O primeiro ponto mais importante para o êxito de uma licitação está rigorosamente na capacidade de definir, com clareza e precisão, o objeto pretendido. Em vários dispositivos, a Lei nº 8.666/1993 aponta como vetor da atuação administrativa e dever do gestor público a indicação de qualidade do produto. A Administração tem o dever de indicar o objeto pretendido na licitação, inclusive com as características necessárias à qualidade satisfatória.

Aliás, no pregão, muito criticado por apressar a licitação sem garantir qualidade, a regra foi tão destacada que a própria lei só admite considerar um objeto como comum, se for possível descrevê-lo, assegurando a qualidade.

Conforme destacado no livro Sistema de Registro de Preços e Pregão Presencial Eletrônico – Editora Fórum – 6. ed. (esgotada), antes da decisão de licitar ou declarar a inexigibilidade – art. 25, inc. I, da Lei nº 8.666/1993 – e da própria aquisição, os órgãos da Administração devem providenciar a descrição do objeto pretendido com sua adequada caracterização e de todos os respectivos atributos.

Qual a gramatura e composição de um papel branco e resistente para impressão de textos em impressora jato de tinta para distingui-lo de outro, amarelado e que rasga com facilidade? Como descrever um lápis que escreve escuro e não quebra a ponta com facilidade e distingui-lo de outro que não escreve? Esses singelos exemplos demonstram que, mesmo para simples objetos, é necessário um grau de conhecimento técnico para descrevê-los e para, no recebimento, certificar-se da qualidade do produto adquirido.

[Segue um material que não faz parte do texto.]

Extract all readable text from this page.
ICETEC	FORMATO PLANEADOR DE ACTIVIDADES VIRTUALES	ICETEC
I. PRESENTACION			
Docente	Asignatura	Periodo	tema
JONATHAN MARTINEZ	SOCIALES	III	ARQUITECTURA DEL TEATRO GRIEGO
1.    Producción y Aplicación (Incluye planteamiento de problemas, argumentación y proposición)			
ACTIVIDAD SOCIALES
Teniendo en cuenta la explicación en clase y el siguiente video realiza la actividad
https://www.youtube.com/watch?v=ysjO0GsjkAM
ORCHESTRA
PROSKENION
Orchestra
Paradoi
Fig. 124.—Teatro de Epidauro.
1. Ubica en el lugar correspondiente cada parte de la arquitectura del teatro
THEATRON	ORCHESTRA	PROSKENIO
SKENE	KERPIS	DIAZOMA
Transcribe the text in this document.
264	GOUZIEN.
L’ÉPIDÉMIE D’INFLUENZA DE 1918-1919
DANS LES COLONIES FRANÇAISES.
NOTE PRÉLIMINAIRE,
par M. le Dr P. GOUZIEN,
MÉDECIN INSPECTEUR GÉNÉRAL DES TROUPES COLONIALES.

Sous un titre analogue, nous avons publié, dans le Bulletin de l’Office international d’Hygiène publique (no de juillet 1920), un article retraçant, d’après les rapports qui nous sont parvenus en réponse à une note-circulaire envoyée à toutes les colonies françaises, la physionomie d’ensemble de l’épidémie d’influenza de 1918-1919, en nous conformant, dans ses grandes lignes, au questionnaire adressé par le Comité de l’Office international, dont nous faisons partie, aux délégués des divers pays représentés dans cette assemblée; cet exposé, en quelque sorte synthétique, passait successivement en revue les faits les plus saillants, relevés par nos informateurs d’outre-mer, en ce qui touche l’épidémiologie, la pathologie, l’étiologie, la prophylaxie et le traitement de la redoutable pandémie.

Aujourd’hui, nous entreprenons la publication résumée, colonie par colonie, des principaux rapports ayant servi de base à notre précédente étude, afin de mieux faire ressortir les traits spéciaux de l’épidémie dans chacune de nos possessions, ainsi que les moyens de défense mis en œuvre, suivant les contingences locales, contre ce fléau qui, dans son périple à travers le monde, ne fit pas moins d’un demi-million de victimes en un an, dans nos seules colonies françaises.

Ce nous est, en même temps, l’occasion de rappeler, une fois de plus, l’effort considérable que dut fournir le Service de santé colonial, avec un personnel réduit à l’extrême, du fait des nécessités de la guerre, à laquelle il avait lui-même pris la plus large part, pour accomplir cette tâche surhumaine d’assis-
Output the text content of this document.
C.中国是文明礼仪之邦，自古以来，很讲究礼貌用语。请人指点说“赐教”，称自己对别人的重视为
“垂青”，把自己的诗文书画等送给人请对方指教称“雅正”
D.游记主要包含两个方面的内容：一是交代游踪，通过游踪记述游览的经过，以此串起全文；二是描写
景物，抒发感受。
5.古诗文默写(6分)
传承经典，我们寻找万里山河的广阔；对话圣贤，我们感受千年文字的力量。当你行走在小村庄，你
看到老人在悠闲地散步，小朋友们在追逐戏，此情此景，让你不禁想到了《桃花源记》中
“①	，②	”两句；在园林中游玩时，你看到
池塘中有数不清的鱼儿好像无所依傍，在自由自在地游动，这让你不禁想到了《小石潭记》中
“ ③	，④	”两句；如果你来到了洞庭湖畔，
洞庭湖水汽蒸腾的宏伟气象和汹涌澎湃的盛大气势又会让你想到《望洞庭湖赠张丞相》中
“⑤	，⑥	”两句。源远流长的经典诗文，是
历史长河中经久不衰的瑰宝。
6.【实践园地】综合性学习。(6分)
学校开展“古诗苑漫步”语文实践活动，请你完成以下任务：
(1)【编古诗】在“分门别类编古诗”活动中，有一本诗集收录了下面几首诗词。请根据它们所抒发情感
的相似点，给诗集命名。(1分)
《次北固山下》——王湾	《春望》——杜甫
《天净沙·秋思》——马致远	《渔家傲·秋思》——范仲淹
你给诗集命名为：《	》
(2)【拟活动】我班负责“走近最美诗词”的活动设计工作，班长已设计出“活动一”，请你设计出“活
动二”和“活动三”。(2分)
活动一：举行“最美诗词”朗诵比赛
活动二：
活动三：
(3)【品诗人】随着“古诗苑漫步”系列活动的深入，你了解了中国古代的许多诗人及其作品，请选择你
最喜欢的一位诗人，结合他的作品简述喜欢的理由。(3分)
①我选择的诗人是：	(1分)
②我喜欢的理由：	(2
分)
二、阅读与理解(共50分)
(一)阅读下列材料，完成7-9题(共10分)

Hoje, a Administração pode adquirir produtos exigindo especificação completa do bem de acordo com as regras de ergonomia, estabelecer testes laboratoriais por conta do contratado ou até mesmo exigir que o licitante apresente amostras do produto, garantindo-se ao licitante o direito à contraprova. Tudo em nome da qualidade! Cabe, todavia, ressaltar que o Administrador deverá sempre ter em mente o interesse público e procurar resguardar-se em relação a interesses escusos por trás de grandiosas ofertas particulares que venham a comprometer os princípios da licitação.

Em manifestação recente, o Tribunal de Contas da União – TCU destacou a importância da correta definição do objeto ao dar ciência ao Serviço Nacional de Aprendizagem do Cooperativismo no Estado de Rondônia sobre impropriedades no edital de licitação:

[…]

9.6.1. especificação insuficiente do objeto licitado no Pregão Presencial 2/2013 (não foi especificado no edital quais os serviços e qual o período em que deveria ser realizada a manutenção preventiva dos microcomputadores, monitores, teclados, nobreak’s, notebook’s, impressoras etc.), com potencial de impedir a apuração dos custos e a formulação das propostas pelas empresas interessadas (restrição à competitividade), o que contraria o art. 2º do Regulamento de Licitações e Contratos do Serviço Nacional de Aprendizagem do Cooperativismo no Estado de Rondônia (princípios da impessoalidade, da igualdade, da publicidade, da probidade e da competitividade) e Súmula 177 do TCU;

9.6.2. especificação insuficiente do objeto licitado no Pregão Presencial 3/2013 (ausência de quantitativos e periodicidade dos serviços), com potencial de impedir a apuração dos custos e a formulação das propostas pelas empresas interessadas (restrição à competitividade), o que contraria o art. 2º do Regulamento de Licitações e Contratos do Serviço Nacional de Aprendizagem do Cooperativismo no Estado de Rondônia (princípios da impessoalidade, da igualdade, da publicidade, da probidade e da competitividade) e a Súmula 177 do TCU;1

Perceba que, ao apontar as falhas, o TCU destaca os danos potenciais que a definição insuficiente do objeto pode causar no procedimento licitatório, comprometendo a lisura do certame e violando princípios centrais para a correta efetivação da aquisição pública.

——

1 TCU. Processo nº 028.038/2014-2. Acórdão nº 2276/2019 – 1ª Câmara. Relator: ministro-substituto Augusto Sherman Cavalcanti.